Bankkunden müssen beim der Abhebung von Bargeld erkennen können, welche Kosten auf sie zukommen, fordert Elvira Drobinski-Weiß. Die Bundesregierung hat die entsprechende Verordnung zu ändern. Und die Aufsicht muss von den Gewerbeaufsichtsämtern auf die BaFin übergehen.
Die Abzocke von Bankkunden zeigt: Die Bundesregierung muss handeln. Bankkunden müssen bei der Abhebung von Bargeld auf einen Blick am Geldautomaten erkennen können, welche Kosten auf sie zukommen.

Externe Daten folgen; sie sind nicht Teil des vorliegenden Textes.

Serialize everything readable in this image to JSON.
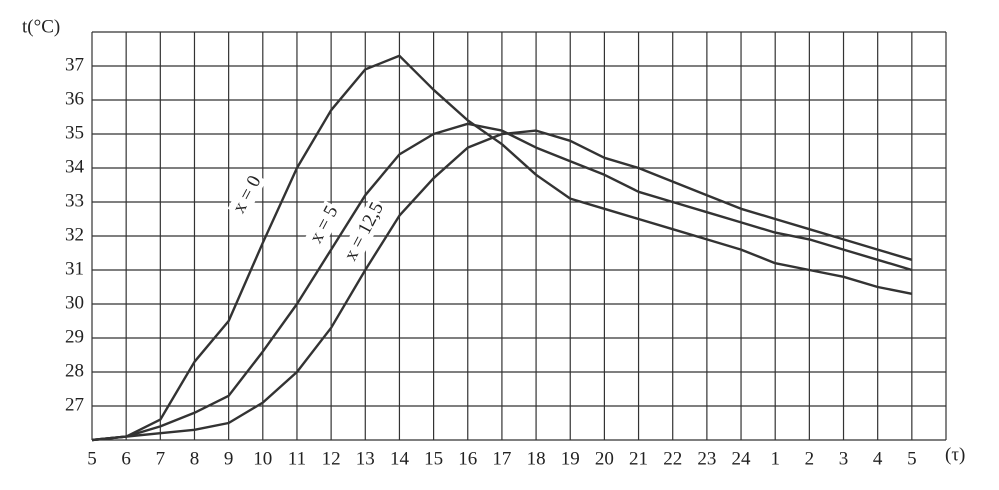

Auch nach der EU-Zahlungsdiensterichtlinie ist eine klare und eindeutige Preis-Information der Verbraucher vor Inanspruchnahme einer Dienstleistung geboten. Praktisch und unkompliziert geschieht dies nur unmittelbar am Geldautomaten.
Und noch etwas wird deutlich: Die Gewerbeaufsichtsämter der Städte und Gemeinden sind überfordert, wenn es darum geht, klare Preisinformationen durchzusetzen und die Einhaltung der Preisangabenpflicht zu kontrollieren. Bereits eine Untersuchung der Zeitschrift Finanztest vom vergangenen Jahr zeigte: Preisaushänge und Preisverzeichnisse in den Kreditinstituten sind oft unvollständig oder fehlen ganz. Um zum Beispiel die Einhaltung der neuen Regelungen zu Lockvogelangeboten bei der Werbung mit Kreditkonditionen zu kontrollieren, fehlt den Mitarbeitern oft die Sachkenntnis. Nach der neuen Regelung müssen zwei Drittel der Verbraucherkredite zum beworbenen Zinssatz ausgegeben werden. Weil diese Regelung für bundesweit agierende Kreditinstitute gilt, muss die Preisaufsicht im Bereich der Finanzdienstleistungen auch bundesweit bei der Bundesanstalt für Finanzdienstleistungsaufsicht (BaFin) gebündelt werden.